CBMR continues to operate hotel
The Elevation Hotel and Spa in Mt. Crested Butte is currently stuck in a court-induced limbo because the owner of the building, Sunvest Communities, is having financial trouble.
Crested Butte Mountain Resort chief executive officer Ken Stone says Sunvest “got upside down on [the Elevation]. The court has put it in receivership… It will take quite a while to sort through everything.”
Stone says CBMR will continue to manage the building as a hotel, including the Elevation Spa and 9380 restaurant, until the financial situation with Sunvest is settled, which could take several months.
Receivership is an alternative to bankruptcy, where a court appoints a “receiver” to take charge of a company’s assets and administer them as the court directs. Receiverships are sometimes used to liquate a company’s assets to solve debt, but in other cases they are used to resolve disputes between company directors and shareholders. Receiverships do not apply to individuals.
The actual “receiver” in this case is unknown, but Stone says Wells Fargo is taking claim to the Elevation Hotel as the bank that originally issued the loans Sunvest used to purchase and remodel the building.
Based in Hallandale, Fla., Sunvest USA purchased the Club Med building for an undisclosed price in June 2006. Sunvest specializes in converting hotel properties into condominiums. They immediately began a $25 million renovation of the entire building, including adding kitchenettes, flat-screen TVs and high-end furnishings in each of the building’s 262 residential units. The renovations were split into two phases, and units finished during the first phase went on the market last year.
Prices ranged from about $380,000 for studio apartments to $775,000 for a two-bedroom. All of the units came with a deed restriction that limited the amount of time an owner could occupy the unit during a year, and unoccupied units would be left open for hotel rental use.

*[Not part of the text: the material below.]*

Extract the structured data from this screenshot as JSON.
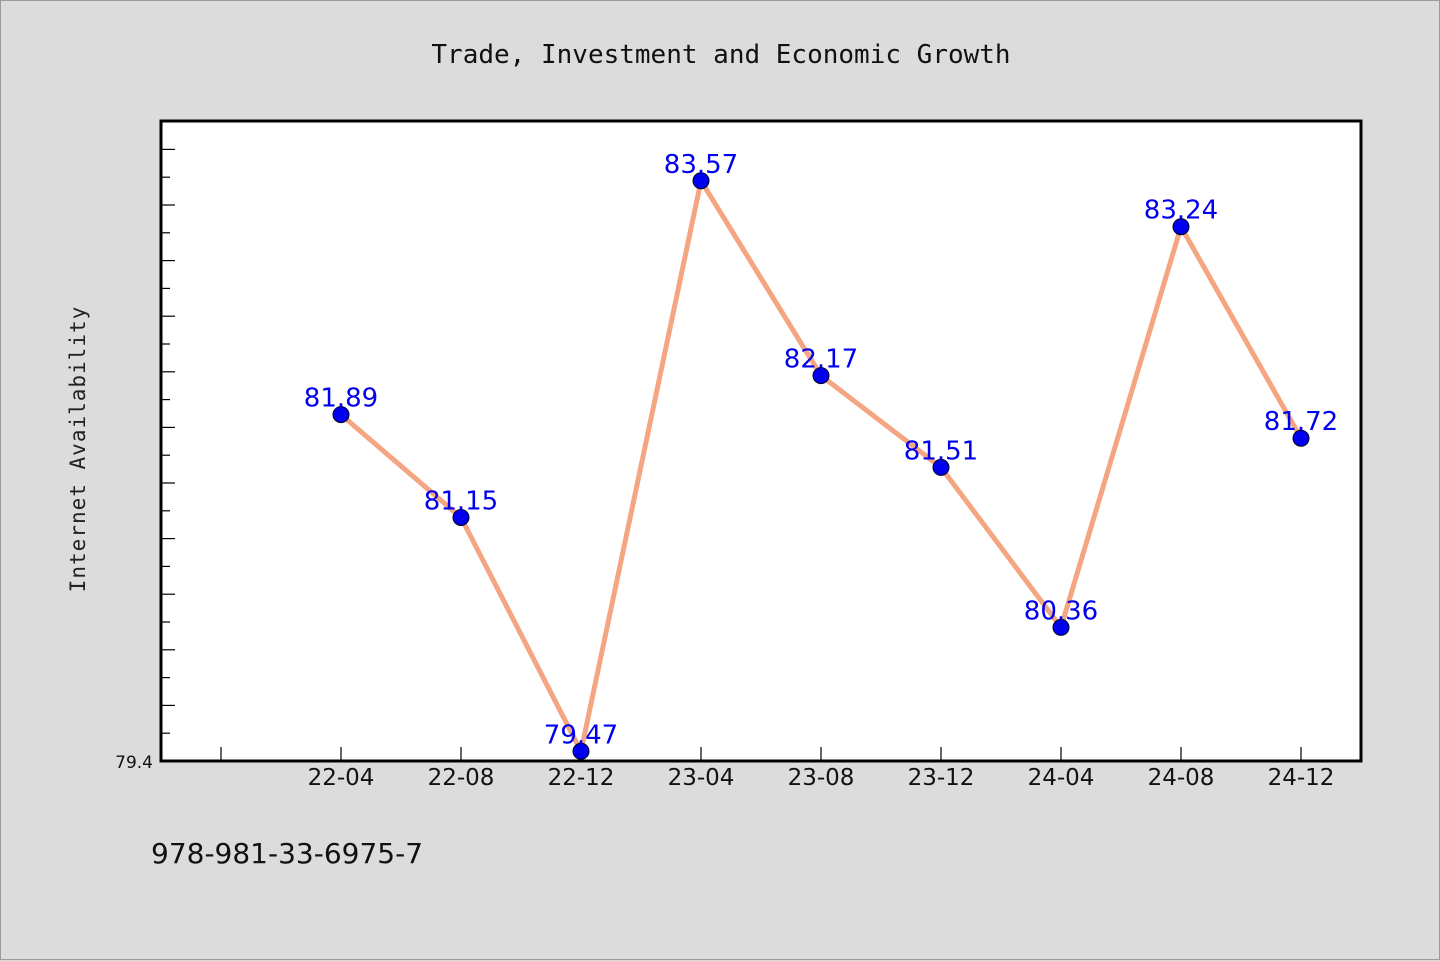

Local real estate agent Channing Boucher says only seven of the units actually closed at sale. At one point, he says, Sunvest indicated there were soft contracts on 200 of the building’s units. “They told me they had over 200 contracts going… If all those had gone through it would be a no-brainer. There would be no receivership,” he says.
Boucher believes many of those potential buyers pulled out of the deal last fall after lending giants Fannie Mae and Freddie Mac placed tough new restrictions on their condominium loan packages. With a large amount of debt and very few people investing in the property Boucher says, Sunvest “just imploded.”
“The biggest concern is not so much who is going to own the building, but who is going to manage it?” Boucher says. “Who is going to take over and run this hotel?”
CBMR has been managing the hotel since Sunvest purchased the building from Club Med. Stone says CBMR has had an agreement in place with Sunvest to purchase all of the building’s commercial spaces, including the restaurant and spa areas. But Stone says that deal never closed, and while CBMR is still interested in the commercial areas, Stone says its just one more thing that remains to be worked out in the receivership process.
Boucher says he believes the bank will ultimately continue to have CBMR operate the Elevation as a hotel. “It’s a situation where everyone is in a wait and see mode… It makes things confusing for guests and it hurts the image of Crested Butte,” he says.
Stone says it could be several months until the matter is settled. In the meantime, he says, CBMR will continue to operate the building as a hotel while it is under receivership. “We’re staying in as the management company. We will continue to operate it as a hotel as we move forward.”
Representatives of Wells Fargo denied comment on this article, citing a policy to keep their customer’s business confidential.
It is unclear whether any of Sunvest’s other properties are affected. The company’s website has been off-line over a week, and Louis Birdman, CEO of Sunvest, declined comment on this article. No other information on the financial status of Sunvest was available in the national news media.